A veteran of the Korean War, where he was a combat motion-picture cameraman, Bradley became Peoria TV’s first newsreel photographer in 1954. He then moved to newspapers, where he was a photojournalist for decades, when he served stints as president of the Illinois Press Photographers Association and the National Press Photographers Association.

Jack also served the community: at Bradley University’s library (which has a collection of his photos), the Peoria County Board, the historic Springdale Cemetery, where he was instrumental in its restoration, especially “Soldier’s Hill,” and the Newspaper Guild labor union a few years before me.

Though he’d left the paper, Jack not only welcomed me there with encouraging words, but offered suggestions for stories. That became a long-time pattern, showing him to be one of those folks who had more ideas and inspirations than time and ways to do them himself. He helped many with stories and projects, labors of love he embraced as his own.

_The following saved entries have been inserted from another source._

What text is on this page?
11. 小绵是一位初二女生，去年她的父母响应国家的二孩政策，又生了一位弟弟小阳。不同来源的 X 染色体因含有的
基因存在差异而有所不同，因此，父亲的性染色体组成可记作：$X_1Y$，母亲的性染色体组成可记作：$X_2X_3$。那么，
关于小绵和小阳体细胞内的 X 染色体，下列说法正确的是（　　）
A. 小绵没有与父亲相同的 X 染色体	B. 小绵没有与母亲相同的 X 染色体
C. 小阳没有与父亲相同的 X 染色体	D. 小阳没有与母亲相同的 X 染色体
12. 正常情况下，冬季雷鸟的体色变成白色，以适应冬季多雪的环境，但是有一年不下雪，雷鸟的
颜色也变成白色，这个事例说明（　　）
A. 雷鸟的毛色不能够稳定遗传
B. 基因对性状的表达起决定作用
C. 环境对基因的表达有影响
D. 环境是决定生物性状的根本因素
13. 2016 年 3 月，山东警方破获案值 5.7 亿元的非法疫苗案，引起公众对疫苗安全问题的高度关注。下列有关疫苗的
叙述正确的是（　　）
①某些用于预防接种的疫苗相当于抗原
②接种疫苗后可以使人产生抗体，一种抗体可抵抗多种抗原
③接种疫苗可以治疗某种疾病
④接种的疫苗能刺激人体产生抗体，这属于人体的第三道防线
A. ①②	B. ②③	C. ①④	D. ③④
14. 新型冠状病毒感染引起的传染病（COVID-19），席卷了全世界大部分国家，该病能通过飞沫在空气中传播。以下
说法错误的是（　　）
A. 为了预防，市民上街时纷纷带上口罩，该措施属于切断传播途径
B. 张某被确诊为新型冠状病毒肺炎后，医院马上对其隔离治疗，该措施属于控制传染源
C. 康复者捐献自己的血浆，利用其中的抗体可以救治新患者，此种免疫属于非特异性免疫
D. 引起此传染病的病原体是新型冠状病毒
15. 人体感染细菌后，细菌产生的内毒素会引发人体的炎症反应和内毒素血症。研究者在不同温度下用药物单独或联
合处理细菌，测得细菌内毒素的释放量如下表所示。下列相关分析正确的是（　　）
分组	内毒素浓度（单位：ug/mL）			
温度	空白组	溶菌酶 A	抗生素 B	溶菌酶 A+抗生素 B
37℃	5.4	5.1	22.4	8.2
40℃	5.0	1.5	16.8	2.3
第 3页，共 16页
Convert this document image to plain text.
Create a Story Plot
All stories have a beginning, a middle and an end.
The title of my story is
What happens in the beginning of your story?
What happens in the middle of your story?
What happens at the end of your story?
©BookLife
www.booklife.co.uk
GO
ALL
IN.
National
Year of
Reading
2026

From central Illinois’ hangings to the history of journalism in the state, Jack’s notions seemed nonstop. Plus, his sense of possible features dovetailed with a devotion to news. Once, he interrupted his own business duties at a regional fair to alert me – assigned to file something on deadline about the prominent but routine event, which usually meant light yarns about kids, carnival rides, livestock, etc. – that a loose horse trampled a few people, causing injuries.

Bright and thoughtful, he suggested I ask out the wonderful woman who married me a year later, even volunteering to handle flowers and other arrangements at our wedding reception.

Always energetic, he was dedicated to relaxation, too, hunting and fishing, bringing my son and me to his wonderland basement where a wall-to-wall railroad setup was stunning in scope and detail not far from the Santa Fe line that ran through his town, and helping launch a Friday-afternoon gathering at a German tavern where many foreign beers were sampled and pitchers consumed by reporters, artists, actors and authors.

Congenial, even jovial, Bradley could be demanding, too. After asking me to edit and write an introduction to his book of photographs, “Midwestern Gothic,” he thanked me, used the introduction, and then ignored most of my layouts to triple the number of pictures used.

His most famous image, “Me” – the 1963 portrait of the moment when a deaf boy heard sounds for the first time – was published in hundreds of newspapers worldwide, plus Life magazine, Readers Digest, and the Associated Press’s “The Instant It Happened,” a collection of the top 100 photographs of the century.

It sits in our office, ensuring such moments and memories of Jack and his work and life will endure.

A military-honors ceremony for Bradley will be held at 10 a.m. Aug 5 on Soldiers Hill in Springdale Cemetery in Peoria.